For many years, developers have been building subdivisions that all look somewhat the same and without much reasoning behind the design process. For example, there are literally thousands of baby-boom generation subdivisions on flat terrain that have winding streets, cul-de-sacs and gated entrances with only one way in and the same way out. It may make them seem more private, but after a while, many people get tired of living there and want change. So they move to another similarly designed subdivision with the same type of layout and same types of houses, just a different location. Emergency, safety and energy efficiency are given little or no thought and homes are randomly placed on lots irrespective of orientation and continuity of design.

It also puzzles me that new subdivisions are built by bulldozing all the trees, which are the habitat of much wildlife and their homes are replaced by ours. Replacing those trees takes years, even generations and the damage done is irrevocable.

In flat terrain areas, communities should be laid out in traditionally historic fashion as was done for centuries before the automobile began its stranglehold on our lives, choking our sense of neighborhood. Remember, the root word of neighborhood is "neighbor." How many of us who live in these twisted subdivisions take the time to get to know and appreciate all our neighbors? Most of us barely acknowledge their existence.

A community designed for a flat location should not be designed and built the same as one for a hilly location, a lakefront or seaside location, a mountainous plateau or a river valley. Each community should be designed and built with respect for its surroundings.

The second issue relates to the homes designed and built in these subdivisions. National builders move in, build what they have built everywhere else in the country without regard to the culture of the region, make their profits and move on.

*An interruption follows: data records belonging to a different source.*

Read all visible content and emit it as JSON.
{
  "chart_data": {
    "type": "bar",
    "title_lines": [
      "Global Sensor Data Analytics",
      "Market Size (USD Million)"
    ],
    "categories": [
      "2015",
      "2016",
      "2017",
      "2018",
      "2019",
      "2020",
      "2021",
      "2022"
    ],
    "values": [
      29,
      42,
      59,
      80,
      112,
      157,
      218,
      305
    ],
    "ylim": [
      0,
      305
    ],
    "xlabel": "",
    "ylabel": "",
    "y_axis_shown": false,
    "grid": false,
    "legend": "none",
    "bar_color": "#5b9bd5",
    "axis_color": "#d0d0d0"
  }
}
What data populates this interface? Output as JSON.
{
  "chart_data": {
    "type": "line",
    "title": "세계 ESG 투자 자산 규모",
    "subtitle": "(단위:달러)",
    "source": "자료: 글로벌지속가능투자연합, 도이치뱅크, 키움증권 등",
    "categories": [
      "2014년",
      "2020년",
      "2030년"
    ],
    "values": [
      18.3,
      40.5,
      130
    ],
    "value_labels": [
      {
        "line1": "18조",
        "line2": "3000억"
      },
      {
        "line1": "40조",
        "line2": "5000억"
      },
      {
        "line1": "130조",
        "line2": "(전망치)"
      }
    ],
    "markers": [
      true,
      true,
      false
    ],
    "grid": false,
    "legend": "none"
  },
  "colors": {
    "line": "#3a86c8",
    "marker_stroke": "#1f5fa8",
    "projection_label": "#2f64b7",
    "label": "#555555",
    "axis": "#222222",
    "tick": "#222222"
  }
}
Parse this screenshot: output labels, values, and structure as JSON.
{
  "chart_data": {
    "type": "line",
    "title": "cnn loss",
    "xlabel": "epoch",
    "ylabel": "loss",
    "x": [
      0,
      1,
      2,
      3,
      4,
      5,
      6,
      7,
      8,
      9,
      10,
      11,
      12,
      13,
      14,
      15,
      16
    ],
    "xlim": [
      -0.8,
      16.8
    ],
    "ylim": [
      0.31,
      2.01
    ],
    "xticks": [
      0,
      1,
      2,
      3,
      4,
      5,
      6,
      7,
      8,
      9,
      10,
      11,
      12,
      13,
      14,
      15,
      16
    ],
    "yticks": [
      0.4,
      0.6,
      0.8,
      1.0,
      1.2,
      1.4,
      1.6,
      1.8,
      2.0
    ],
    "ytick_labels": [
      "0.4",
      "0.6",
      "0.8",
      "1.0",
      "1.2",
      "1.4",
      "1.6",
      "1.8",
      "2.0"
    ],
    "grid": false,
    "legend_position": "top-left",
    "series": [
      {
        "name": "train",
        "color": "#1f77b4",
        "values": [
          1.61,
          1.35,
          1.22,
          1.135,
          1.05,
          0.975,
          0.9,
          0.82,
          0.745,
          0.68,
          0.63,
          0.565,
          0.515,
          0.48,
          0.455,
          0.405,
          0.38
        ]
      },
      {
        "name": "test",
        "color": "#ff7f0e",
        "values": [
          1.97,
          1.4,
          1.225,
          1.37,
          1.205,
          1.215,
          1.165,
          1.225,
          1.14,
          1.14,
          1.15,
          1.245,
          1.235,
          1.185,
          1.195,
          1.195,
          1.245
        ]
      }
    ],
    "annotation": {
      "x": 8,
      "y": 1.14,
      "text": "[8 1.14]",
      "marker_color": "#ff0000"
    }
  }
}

They need to be educated and sensitized to the needs of the regions where they build.

Does it make sense to build a Cape Cod cottage in Albuquerque, New Mexico? No! In fact, it makes no more sense to do that than to build an adobe pueblo in Hyannis or Nantucket.

Most regions of the U.S. (and most other countries for that matter) have their own unique cultural flavors that make them unique and different. However, we have become so mobile and transient that we seem to feel that if we move from Brattleboro, Vermont to Phoenix, Arizona that we have to take our culture and lifestyle with us and force it on the community where we move. That includes the homes that we want to live in when we get there. Well, it just doesn't work. People who wish to move from the snowbelt to the sunbelt must learn to accept the culture and climate of their new environment without trying to fit the proverbial square peg into a round hole.

Many out-of-state clients come to me (here in Florida) and ask me to design a home for them that's just like the one they left in upstate New York, Michigan, Ohio or some other northern climate. They just don't understand that living is different here in Florida and the homes we design and build must also be different in order to cope with the different climate and natural environment.

"There is nothing better for a man, than that he should eat and drink, and that he should make his soul enjoy good in his labour. This also I saw, that it was from the hand of God."